49. Ac. do TRP de 02/02/2022 (proferido no processo 559/19.9JAAVR.P1, e este, ao contrário dos demais citados, todos disponíveis em www.dgsi.pt, por seu lado inédito), e voltando à afirmação de que a referida doutrina é de acompanhar sem reservas, não temos mais do que onde em toda esta jurisprudência se lê “sentença”, de acordo com as incidências dos concretos casos e como é a literal expressão legal, ler antes “decisão que põe termo ao processo”, para respeitar a já referida homologia das situações (e disso exceptuando os casos em que o final do processo resulta de decisão do MP, e não judicial - art. 268.°, n.° 1, al. e), do CPP), com isso chegando à conclusão de que se a decisão judicial de arquivamento (de 10/02/2022) omitiu a declaração de perda dos bens, e se estes são em si mesmos de detenção lícita (como manifestamente são: computador, seus periféricos e um telefone móvel), então após o trânsito dela, que é igualmente indiscutível, não poderia o tribunal recorrido ter declarado essa perda em despacho autónomo, como em 26/05/2022 veio a fazer.
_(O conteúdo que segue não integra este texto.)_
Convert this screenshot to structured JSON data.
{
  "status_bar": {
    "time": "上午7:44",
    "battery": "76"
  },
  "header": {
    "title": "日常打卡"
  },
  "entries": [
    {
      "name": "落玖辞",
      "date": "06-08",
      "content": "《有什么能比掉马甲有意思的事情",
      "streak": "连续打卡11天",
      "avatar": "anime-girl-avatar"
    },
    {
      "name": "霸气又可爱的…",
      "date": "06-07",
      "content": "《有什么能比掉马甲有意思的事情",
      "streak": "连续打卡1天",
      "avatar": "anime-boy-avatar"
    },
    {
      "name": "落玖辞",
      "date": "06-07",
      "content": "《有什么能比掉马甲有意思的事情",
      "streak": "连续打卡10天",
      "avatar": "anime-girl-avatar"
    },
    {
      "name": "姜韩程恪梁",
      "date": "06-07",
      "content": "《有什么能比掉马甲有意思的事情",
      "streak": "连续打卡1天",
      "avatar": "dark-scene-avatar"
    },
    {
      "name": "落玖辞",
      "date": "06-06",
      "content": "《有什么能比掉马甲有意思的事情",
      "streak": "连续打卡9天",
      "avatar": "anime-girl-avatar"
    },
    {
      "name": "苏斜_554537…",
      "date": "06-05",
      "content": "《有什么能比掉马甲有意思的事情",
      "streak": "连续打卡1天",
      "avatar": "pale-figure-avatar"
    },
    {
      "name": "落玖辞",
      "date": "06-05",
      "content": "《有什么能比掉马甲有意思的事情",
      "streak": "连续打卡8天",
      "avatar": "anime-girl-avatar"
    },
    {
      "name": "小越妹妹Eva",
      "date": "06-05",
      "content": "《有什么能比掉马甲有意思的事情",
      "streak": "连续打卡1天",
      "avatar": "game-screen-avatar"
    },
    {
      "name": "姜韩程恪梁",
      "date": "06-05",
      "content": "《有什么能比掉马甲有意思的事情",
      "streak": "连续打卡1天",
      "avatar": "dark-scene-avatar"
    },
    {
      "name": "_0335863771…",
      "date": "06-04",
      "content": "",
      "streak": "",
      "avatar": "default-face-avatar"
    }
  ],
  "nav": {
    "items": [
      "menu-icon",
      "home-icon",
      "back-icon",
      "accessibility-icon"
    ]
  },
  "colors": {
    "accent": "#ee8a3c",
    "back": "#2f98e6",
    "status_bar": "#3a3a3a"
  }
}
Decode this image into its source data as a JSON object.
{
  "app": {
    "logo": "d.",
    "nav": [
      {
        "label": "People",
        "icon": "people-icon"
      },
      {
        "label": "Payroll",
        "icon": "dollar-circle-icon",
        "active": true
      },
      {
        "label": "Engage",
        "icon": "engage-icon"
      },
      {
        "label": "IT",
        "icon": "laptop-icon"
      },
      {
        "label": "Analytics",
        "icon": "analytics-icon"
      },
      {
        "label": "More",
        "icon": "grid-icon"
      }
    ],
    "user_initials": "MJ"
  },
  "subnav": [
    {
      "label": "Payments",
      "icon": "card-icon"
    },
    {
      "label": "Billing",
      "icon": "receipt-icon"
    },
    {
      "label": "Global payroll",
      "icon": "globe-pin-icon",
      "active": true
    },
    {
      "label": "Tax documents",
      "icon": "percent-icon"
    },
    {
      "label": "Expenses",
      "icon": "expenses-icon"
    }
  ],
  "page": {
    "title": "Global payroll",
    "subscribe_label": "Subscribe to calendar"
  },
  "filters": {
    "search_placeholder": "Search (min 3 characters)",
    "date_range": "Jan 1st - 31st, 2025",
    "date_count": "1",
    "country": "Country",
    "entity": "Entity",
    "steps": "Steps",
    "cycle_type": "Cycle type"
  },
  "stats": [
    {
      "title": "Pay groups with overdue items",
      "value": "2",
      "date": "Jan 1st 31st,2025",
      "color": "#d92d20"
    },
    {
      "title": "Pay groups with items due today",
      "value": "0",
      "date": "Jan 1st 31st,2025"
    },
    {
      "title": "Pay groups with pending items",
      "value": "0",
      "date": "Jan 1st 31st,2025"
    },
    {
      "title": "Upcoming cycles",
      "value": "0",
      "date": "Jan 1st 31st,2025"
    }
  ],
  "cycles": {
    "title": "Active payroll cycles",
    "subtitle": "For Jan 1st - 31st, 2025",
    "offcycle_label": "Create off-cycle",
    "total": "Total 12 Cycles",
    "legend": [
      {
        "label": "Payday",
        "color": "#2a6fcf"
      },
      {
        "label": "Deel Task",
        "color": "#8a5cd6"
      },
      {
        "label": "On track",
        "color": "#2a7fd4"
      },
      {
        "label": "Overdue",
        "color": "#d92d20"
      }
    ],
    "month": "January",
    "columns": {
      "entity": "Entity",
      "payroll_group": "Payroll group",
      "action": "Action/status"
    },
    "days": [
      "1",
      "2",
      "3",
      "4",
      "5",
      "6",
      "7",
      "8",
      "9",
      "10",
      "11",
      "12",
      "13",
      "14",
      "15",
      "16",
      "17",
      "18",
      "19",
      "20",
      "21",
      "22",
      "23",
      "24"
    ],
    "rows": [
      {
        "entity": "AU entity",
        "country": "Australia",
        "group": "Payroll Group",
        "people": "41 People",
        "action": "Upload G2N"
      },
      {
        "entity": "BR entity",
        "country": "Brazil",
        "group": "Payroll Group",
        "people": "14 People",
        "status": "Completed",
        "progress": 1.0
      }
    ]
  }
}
O que cumpria, o que não podia deixar de ter sido feito, porque a decisão final não determinara a perda de tais objectos e em face da licitude da respectiva detenção, era determinar a correspondente restituição, à luz do art. 186.°, n.° 2, do CPP, que em última análise textualmente o comanda: logo que transitar em julgado a sentença (...) as coisas ou os objectos são restituídos (...), salvo se tiverem sido declarados perdidos a favor do Estado Sem ironia, registamos que, independentemente das razões, correcta foi a promoção do MP de 07/04/2022 (cfr. supra, ll/2/2.1/e), e errada a de 03/05/2022 (cfr. supra, ll/2/2.1/f), com que se procurou “emendá-la” e que a decisão recorrida indevidamente acolheu.
50. Ou seja, atento o exposto e porque o despacho de declaração de perda dos objectos a favor do Estado foi proferido após a decisão de termo de encerramento do processo, é manifesto que existe uma nulidade processual, a qual deve ser declarada com todas as legais consequências.
51. Em suma, o despacho recorrido incorreu em violação do art. 186.°, n.° 2, do CPP, e isso, nos termos que ficam miudamente esclarecidos, sendo bastante para ser dado provimento ao recurso, revogando-se a decisão recorrida no que aos objectos em causa diz respeito.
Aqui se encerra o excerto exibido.